Until recently, most refugees entering Bulgaria from Turkey wouldn’t hang around, seeking to continue their journeys towards western Europe. But now they are finding themselves stranded in the EU’s poorest country.
The reason is that tighter border controls introduced since July have made it much harder for people to follow the usual route of crossing from Bulgaria into Serbia, and from there further west.
And if they do make it to Serbia, then getting into Hungary — which last year erected a fence topped with razor wire — has become tougher still with authorities expelling any migrant caught near the border.
Iraqi Kurd Azhuan Arhwanssara, for instance, says that after laying low “20 to a room” in a Roma ghetto in Sofia, he took his chances this summer and tried to cross into Serbia — but was turned back by Serbian border guards.
“We didn’t come this far to give up,” the 22-year-old musician told AFP at a migrant shelter at Vrajdebna in the outskirts of the Bulgarian capital. He’s not abandoning his dream of making it to “England or Canada.”
Ivan Penkov, director of the now overflowing shelter, said that Arhwanssara’s story has become more common in recent weeks, and that in August his facility’s 320 places “were filled up in less than 10 days”.
“Since July, several groups of migrants disappeared from our refugee centre,” Penkov told AFP in a visit this week. “But then they came back, having failed to cross into Serbia.”
Alan, a 13-year-old Syrian, is another case in point. He broke his leg in a forest while trying to cross into Serbia and was turned back, together with his companions, by Bulgarian border police.
And going north from Bulgaria into Romania can be dangerous, since it means crossing the raging Danube river that marks the border between the two countries and where crossing points are rare.

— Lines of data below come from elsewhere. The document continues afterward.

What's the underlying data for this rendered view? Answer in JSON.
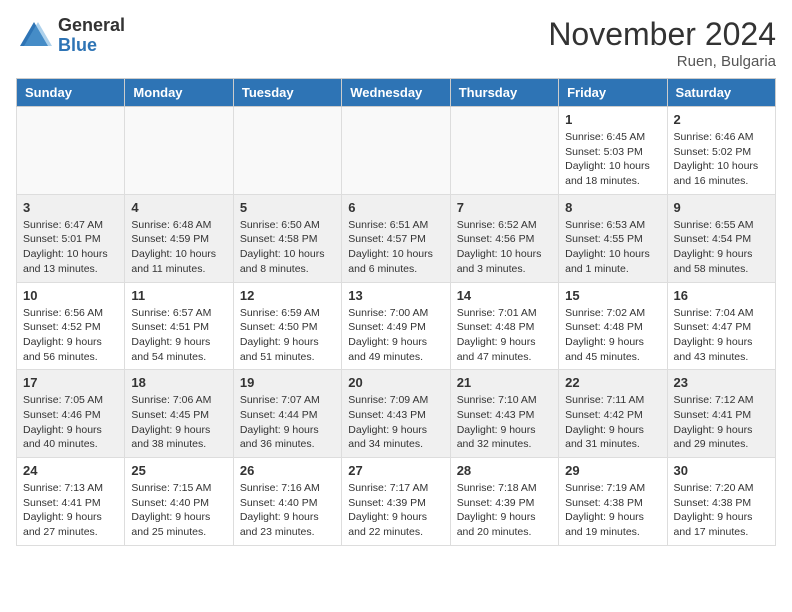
{
  "logo": {
    "general": "General",
    "blue": "Blue"
  },
  "title": "November 2024",
  "location": "Ruen, Bulgaria",
  "days": [
    "Sunday",
    "Monday",
    "Tuesday",
    "Wednesday",
    "Thursday",
    "Friday",
    "Saturday"
  ],
  "weeks": [
    [
      {
        "day": "",
        "info": ""
      },
      {
        "day": "",
        "info": ""
      },
      {
        "day": "",
        "info": ""
      },
      {
        "day": "",
        "info": ""
      },
      {
        "day": "",
        "info": ""
      },
      {
        "day": "1",
        "info": "Sunrise: 6:45 AM\nSunset: 5:03 PM\nDaylight: 10 hours and 18 minutes."
      },
      {
        "day": "2",
        "info": "Sunrise: 6:46 AM\nSunset: 5:02 PM\nDaylight: 10 hours and 16 minutes."
      }
    ],
    [
      {
        "day": "3",
        "info": "Sunrise: 6:47 AM\nSunset: 5:01 PM\nDaylight: 10 hours and 13 minutes."
      },
      {
        "day": "4",
        "info": "Sunrise: 6:48 AM\nSunset: 4:59 PM\nDaylight: 10 hours and 11 minutes."
      },
      {
        "day": "5",
        "info": "Sunrise: 6:50 AM\nSunset: 4:58 PM\nDaylight: 10 hours and 8 minutes."
      },
      {
        "day": "6",
        "info": "Sunrise: 6:51 AM\nSunset: 4:57 PM\nDaylight: 10 hours and 6 minutes."
      },
      {
        "day": "7",
        "info": "Sunrise: 6:52 AM\nSunset: 4:56 PM\nDaylight: 10 hours and 3 minutes."
      },
      {
        "day": "8",
        "info": "Sunrise: 6:53 AM\nSunset: 4:55 PM\nDaylight: 10 hours and 1 minute."
      },
      {
        "day": "9",
        "info": "Sunrise: 6:55 AM\nSunset: 4:54 PM\nDaylight: 9 hours and 58 minutes."
      }
    ],
    [
      {
        "day": "10",
        "info": "Sunrise: 6:56 AM\nSunset: 4:52 PM\nDaylight: 9 hours and 56 minutes."
      },
      {
        "day": "11",
        "info": "Sunrise: 6:57 AM\nSunset: 4:51 PM\nDaylight: 9 hours and 54 minutes."
      },
      {
        "day": "12",
        "info": "Sunrise: 6:59 AM\nSunset: 4:50 PM\nDaylight: 9 hours and 51 minutes."
      },
      {
        "day": "13",
        "info": "Sunrise: 7:00 AM\nSunset: 4:49 PM\nDaylight: 9 hours and 49 minutes."
      },
      {
        "day": "14",
        "info": "Sunrise: 7:01 AM\nSunset: 4:48 PM\nDaylight: 9 hours and 47 minutes."
      },
      {
        "day": "15",
        "info": "Sunrise: 7:02 AM\nSunset: 4:48 PM\nDaylight: 9 hours and 45 minutes."
      },
      {
        "day": "16",
        "info": "Sunrise: 7:04 AM\nSunset: 4:47 PM\nDaylight: 9 hours and 43 minutes."
      }
    ],
    [
      {
        "day": "17",
        "info": "Sunrise: 7:05 AM\nSunset: 4:46 PM\nDaylight: 9 hours and 40 minutes."
      },
      {
        "day": "18",
        "info": "Sunrise: 7:06 AM\nSunset: 4:45 PM\nDaylight: 9 hours and 38 minutes."
      },
      {
        "day": "19",
        "info": "Sunrise: 7:07 AM\nSunset: 4:44 PM\nDaylight: 9 hours and 36 minutes."
      },
      {
        "day": "20",
        "info": "Sunrise: 7:09 AM\nSunset: 4:43 PM\nDaylight: 9 hours and 34 minutes."
      },
      {
        "day": "21",
        "info": "Sunrise: 7:10 AM\nSunset: 4:43 PM\nDaylight: 9 hours and 32 minutes."
      },
      {
        "day": "22",
        "info": "Sunrise: 7:11 AM\nSunset: 4:42 PM\nDaylight: 9 hours and 31 minutes."
      },
      {
        "day": "23",
        "info": "Sunrise: 7:12 AM\nSunset: 4:41 PM\nDaylight: 9 hours and 29 minutes."
      }
    ],
    [
      {
        "day": "24",
        "info": "Sunrise: 7:13 AM\nSunset: 4:41 PM\nDaylight: 9 hours and 27 minutes."
      },
      {
        "day": "25",
        "info": "Sunrise: 7:15 AM\nSunset: 4:40 PM\nDaylight: 9 hours and 25 minutes."
      },
      {
        "day": "26",
        "info": "Sunrise: 7:16 AM\nSunset: 4:40 PM\nDaylight: 9 hours and 23 minutes."
      },
      {
        "day": "27",
        "info": "Sunrise: 7:17 AM\nSunset: 4:39 PM\nDaylight: 9 hours and 22 minutes."
      },
      {
        "day": "28",
        "info": "Sunrise: 7:18 AM\nSunset: 4:39 PM\nDaylight: 9 hours and 20 minutes."
      },
      {
        "day": "29",
        "info": "Sunrise: 7:19 AM\nSunset: 4:38 PM\nDaylight: 9 hours and 19 minutes."
      },
      {
        "day": "30",
        "info": "Sunrise: 7:20 AM\nSunset: 4:38 PM\nDaylight: 9 hours and 17 minutes."
      }
    ]
  ]
}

Earlier this week a boat capsized on the river. Three asylum seekers drowned and three went missing, some of them children.
Police are finding ever more refugees hidden in vehicles on the bridge linking the two countries at Ruse, said local police chief Dimitar Chorbadzhiev.
Fewer than 20% of the 5,310 places available in Bulgarian reception centres were filled at the end of May. Now they are almost full.
“Before, more than 90% of those who arrived in Bulgaria left again (for somewhere else). Now they have nowhere to go,” said Georgy Voynov, a lawyer with rights group the Helsinki Committee.
Estimated at around 10,000, the number of migrants stranded in Bulgaria remain modest compared to the roughly 60,000 stuck in Greece or the almost 130,000 who have crossed the Mediterranean to Italy so far this year.
But the Bulgarian government is still worried that it will become a “buffer state” between Turkey and the rest of the European Union where migrants are stuck, according to Interior Minister Rumiana Bachvarova.
Prime Minister Boyko Borissov’s response has been to seek help from fellow EU leaders, who are meeting in Bratislava on Friday (16 February), to help stop migrants entering Bulgaria in the first place. Bulgaria has already strung up a barbed wire barrier that will soon cover most of its 259-kilometre (160-mile) border with Turkey.
Bulgaria has already strung up a barbed wire barrier that will soon cover most of its 259-kilometre (160-mile) border with Turkey.
“I want more than statements of solidarity,” Borissov said while visiting Bulgaria’s border with Turkey this week. “At the Bratislava summit I will insist on €160 million ($180 million) being granted immediately.”
He appears to have won the backing of EU President Donald Tusk and European Commission head Jean-Claude Juncker who said this week that 200 EU border guards and 50 vehicles would be deployed.
At the same time, Borissov has visited Ankara and Berlin in recent weeks trying to ensure that the EU’s crucial deal with Turkey, under which Turkey stops migrants entering the EU, does not fall apart.
“The consequences of a failure (of this agreement) would be catastrophic,” Borissov said.